Now comes George Zimmerman's trial. The racially charged case that sparked nationwide acts of protest, marches and outrage is finally on its way to court, to a trial by a jury of his - and, hopefully, Trayvon Martin's - peers. It will not bring justice. Not full justice, anyway. Zimmerman may be the admitted gunman, but he's not the only one who's guilty.
The case, and the trial, is about the nature of justice itself. It's about whether justice truly exists in America, or whether it is color-coded.The victim is black. The admitted gunman, a white Hispanic. (Many have questioned whether it is a liberal bias to make that distinction, both white and Hispanic. It's not. White is a race. Hispanic is an ethnicity. Hispanics come in many colors. And many in Sanford, Fl., where the killing occurred, would swear that if Zimmerman had been black he would have been arrested the very night of the shooting, regardless of his ethnicity.)
This much is known:
Trayvon Martin, a 17-year-old black wearing a hoodie, wandered into the wrong neighborhood on Feb. 26 on his way back from a 7-Eleven, carrying Skittles and a can of tea. George Zimmerman, the 28-year-old coordinator of the gated community's neighborhood watch with a history of eyeing young black males suspiciously and calling 911, saw him. He called 911. The dispatcher told him not to follow Trayvon Martin. He did anyway.
A short time later, a series of calls flooded 911 from other neighborhood residents. Several said they heard a man pleading for help, then a shot. In at least one, the blood-curdling cries, and the shot, can be heard.
This is where the other two parties enter, the ones that are guilty of turning a tragedy into a case of national shame.
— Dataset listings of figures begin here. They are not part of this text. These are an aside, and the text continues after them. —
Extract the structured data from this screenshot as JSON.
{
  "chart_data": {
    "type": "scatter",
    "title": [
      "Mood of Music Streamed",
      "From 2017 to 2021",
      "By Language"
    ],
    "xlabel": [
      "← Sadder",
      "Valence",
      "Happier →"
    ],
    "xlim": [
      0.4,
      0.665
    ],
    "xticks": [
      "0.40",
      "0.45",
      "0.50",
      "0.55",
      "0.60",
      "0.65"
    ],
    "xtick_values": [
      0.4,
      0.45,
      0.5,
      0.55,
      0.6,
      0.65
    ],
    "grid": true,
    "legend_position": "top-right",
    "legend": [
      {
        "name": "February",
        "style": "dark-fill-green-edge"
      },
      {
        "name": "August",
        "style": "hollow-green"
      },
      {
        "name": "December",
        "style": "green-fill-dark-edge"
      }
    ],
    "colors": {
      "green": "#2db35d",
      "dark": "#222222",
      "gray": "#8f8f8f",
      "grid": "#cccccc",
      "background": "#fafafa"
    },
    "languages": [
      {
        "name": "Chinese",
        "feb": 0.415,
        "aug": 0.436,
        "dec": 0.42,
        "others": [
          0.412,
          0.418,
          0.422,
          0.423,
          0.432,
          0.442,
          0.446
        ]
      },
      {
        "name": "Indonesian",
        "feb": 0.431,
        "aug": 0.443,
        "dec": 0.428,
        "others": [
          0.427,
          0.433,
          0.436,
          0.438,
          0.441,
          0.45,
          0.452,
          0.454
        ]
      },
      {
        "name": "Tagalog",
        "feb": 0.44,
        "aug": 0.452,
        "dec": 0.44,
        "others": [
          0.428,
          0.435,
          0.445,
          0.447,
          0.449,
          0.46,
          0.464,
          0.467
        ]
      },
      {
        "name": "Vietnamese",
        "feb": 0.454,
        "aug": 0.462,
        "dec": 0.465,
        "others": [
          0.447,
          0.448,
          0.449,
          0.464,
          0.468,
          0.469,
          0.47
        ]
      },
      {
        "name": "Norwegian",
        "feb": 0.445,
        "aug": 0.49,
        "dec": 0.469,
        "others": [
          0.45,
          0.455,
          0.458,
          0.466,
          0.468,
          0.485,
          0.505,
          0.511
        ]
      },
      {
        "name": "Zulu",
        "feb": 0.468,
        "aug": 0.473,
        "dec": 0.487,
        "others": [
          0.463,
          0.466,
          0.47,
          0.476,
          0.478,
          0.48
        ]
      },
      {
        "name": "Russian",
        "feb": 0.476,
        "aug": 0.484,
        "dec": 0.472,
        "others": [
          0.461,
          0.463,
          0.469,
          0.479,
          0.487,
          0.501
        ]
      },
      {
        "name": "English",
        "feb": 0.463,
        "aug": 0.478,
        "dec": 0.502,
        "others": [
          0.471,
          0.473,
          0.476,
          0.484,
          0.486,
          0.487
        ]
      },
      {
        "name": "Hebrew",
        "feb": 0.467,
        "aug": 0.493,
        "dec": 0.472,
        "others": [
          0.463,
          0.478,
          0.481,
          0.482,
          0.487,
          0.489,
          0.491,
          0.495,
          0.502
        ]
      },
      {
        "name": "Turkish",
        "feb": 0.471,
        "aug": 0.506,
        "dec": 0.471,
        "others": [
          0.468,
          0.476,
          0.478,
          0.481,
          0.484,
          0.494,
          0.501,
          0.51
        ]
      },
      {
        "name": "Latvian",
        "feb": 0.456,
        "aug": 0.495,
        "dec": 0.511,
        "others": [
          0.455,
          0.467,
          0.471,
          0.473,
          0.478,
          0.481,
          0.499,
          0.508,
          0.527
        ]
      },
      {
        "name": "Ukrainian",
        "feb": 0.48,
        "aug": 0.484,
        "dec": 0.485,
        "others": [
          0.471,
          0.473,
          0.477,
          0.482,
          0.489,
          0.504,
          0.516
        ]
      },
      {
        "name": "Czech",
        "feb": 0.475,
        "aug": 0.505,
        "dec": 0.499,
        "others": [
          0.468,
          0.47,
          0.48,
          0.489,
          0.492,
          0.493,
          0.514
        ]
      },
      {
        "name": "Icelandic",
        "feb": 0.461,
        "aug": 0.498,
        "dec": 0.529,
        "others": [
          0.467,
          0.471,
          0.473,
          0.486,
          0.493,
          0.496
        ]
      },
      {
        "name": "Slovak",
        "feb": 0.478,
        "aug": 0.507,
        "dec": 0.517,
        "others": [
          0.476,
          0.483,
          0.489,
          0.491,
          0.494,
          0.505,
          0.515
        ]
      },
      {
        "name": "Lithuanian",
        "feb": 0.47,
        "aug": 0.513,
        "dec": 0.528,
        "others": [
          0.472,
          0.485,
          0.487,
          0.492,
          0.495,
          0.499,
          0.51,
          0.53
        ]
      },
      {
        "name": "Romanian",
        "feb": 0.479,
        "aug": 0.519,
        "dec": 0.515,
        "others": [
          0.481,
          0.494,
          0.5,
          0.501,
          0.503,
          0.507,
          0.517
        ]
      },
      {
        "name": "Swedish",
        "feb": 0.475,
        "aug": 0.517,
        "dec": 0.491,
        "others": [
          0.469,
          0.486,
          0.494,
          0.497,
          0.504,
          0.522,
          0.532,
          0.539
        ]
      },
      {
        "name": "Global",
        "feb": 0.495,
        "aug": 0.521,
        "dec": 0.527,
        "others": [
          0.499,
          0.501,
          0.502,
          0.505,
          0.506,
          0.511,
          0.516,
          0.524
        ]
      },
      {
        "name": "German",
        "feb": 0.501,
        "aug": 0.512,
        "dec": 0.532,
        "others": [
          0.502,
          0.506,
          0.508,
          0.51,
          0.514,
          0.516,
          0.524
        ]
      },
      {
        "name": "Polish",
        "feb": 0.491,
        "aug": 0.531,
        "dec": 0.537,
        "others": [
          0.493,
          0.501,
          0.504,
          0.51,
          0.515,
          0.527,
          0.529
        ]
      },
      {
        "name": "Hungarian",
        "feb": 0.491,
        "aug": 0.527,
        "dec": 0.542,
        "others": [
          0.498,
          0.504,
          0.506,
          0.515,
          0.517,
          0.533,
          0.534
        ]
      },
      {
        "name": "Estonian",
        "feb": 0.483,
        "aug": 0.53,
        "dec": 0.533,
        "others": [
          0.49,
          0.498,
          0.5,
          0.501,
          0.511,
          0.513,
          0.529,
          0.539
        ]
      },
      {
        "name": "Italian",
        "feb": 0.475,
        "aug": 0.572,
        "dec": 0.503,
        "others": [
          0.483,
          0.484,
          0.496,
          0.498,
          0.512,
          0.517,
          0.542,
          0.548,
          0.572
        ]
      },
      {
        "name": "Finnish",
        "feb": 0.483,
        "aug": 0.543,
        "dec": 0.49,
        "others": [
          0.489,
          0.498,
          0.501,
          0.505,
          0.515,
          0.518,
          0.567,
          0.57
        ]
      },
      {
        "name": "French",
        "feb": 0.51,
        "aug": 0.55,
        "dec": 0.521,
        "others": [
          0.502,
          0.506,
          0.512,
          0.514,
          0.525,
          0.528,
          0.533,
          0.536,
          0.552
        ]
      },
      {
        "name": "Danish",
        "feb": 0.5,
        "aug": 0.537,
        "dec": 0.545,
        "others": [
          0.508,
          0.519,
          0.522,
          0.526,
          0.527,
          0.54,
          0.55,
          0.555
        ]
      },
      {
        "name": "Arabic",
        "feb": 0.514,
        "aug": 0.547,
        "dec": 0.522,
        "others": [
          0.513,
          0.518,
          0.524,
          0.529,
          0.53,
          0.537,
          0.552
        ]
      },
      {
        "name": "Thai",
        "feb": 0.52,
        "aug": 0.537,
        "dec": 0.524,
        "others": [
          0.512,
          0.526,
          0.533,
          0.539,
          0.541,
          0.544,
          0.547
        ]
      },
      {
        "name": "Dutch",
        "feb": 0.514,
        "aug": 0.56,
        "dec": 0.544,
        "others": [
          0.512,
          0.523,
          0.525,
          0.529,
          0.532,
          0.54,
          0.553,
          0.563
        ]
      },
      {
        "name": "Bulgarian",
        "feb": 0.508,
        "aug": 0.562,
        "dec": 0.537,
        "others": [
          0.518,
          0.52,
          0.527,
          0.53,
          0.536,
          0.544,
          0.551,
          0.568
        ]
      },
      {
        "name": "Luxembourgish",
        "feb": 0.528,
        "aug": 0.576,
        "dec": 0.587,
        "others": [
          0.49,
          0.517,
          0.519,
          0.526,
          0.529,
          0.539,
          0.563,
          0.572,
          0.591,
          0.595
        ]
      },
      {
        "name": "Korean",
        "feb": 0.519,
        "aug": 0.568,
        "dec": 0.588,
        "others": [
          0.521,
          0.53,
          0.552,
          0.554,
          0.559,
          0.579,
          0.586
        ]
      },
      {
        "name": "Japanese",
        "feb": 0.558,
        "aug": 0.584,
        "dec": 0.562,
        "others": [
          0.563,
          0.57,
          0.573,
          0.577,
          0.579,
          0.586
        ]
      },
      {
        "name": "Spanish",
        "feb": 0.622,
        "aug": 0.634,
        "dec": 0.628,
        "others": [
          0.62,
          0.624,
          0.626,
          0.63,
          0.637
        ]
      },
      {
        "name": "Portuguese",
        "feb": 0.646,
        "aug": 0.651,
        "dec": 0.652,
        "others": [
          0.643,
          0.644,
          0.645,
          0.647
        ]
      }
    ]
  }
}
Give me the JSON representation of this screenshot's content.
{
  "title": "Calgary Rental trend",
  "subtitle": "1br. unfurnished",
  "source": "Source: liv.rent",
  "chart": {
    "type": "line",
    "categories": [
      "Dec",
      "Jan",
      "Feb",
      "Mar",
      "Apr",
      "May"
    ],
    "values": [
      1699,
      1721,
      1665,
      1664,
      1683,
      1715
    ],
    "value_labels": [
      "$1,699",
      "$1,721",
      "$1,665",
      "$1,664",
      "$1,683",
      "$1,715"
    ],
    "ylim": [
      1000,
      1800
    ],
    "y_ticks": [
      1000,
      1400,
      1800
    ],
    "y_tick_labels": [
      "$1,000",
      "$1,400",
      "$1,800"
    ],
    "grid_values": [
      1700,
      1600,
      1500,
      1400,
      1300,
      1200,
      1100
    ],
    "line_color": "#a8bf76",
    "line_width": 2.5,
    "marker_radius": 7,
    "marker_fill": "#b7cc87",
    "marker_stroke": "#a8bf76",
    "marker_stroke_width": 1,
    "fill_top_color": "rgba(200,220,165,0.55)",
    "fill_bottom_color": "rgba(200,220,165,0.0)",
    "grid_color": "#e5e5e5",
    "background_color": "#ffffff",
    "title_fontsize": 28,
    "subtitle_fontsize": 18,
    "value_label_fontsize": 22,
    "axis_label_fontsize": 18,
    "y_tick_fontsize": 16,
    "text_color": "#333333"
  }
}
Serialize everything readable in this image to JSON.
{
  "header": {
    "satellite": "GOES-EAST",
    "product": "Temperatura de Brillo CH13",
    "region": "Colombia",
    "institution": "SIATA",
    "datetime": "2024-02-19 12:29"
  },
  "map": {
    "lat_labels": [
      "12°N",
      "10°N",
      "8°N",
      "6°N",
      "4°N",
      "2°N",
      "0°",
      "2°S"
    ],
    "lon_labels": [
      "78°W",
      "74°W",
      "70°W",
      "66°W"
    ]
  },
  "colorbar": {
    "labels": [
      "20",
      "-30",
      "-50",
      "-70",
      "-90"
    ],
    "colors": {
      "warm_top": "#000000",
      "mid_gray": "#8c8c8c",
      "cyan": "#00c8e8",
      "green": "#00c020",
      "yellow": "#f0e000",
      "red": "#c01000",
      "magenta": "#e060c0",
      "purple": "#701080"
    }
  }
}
The Sanford Police and the local black community have a long and testy history. Blacks believe they have not received the same measure of justice. They can tick off examples: Travares McGill, shot by white security guards in 2005 - one the son of a longtime Sanford police officer, the other a department volunteer. The guards were acquitted.
More recently, the 2010 beating of a black homeless man by a white teen. The beating was caught on videotape. Police waited seven weeks to arrest a suspect - the son of a Sanford Police lieutenant.
To the city's blacks, letting George Zimmerman go free was just another example of the injustice they felt at the hands of police.
It's easy to see why. From the beginning, it seemed to be- at best - a bungled investigation, marred by ineptitude and a failure to pursue basic and obvious lines of evidence. At worst, it seemed deliberately tilted against Trayvon Martin. Witnesses reported investigators "correcting" their statements to fit Zimmerman's version of events.
Then, came the final culprit in this dance of disgrace: The reason (or excuse, depending on your point of view) that the police gave for not arresting Zimmerman - Florida's "Stand Your Ground" law.
Zimmerman says Trayvon Martin attacked him from behind, punched him in the face, and beat his head against the ground. He shot the teenager, he says, in self-defense.
In Florida, that's all it takes. If someone feels they are in danger they don't have to retreat. They can "stand their ground," and they can use deadly force to defend themselves. And that's OK.
Last month, the Tampa Bay Times reported that the law has been invoked at least 130 times. Seventy involved a death. In the majority of cases, the paper found, the person did not stand trial. In 50 cases, police didn't file charges at all.
In Trayvon's case, it seemed like salt in the black community's many wounds. This time, though, they insisted on justice. Almost six weeks after the killing, they got it. Or at least some.
"We simply wanted an arrest," Trayvon's mother, Sybrina Fulton, said after the charge was announced Wednesday evening. "We wanted nothing more and nothing less, we just wanted an arrest. And we got it. And I say, 'Thank you, thank you, Lord, thank you, Jesus.' "
The trial, though, will be about the shooting, not the police, and not the law. So no matter what the verdict, two of the biggest contributors in heaping indignity on Trayvon Martin's death remain unscathed, and there's nothing to prevent another case just like it from happening.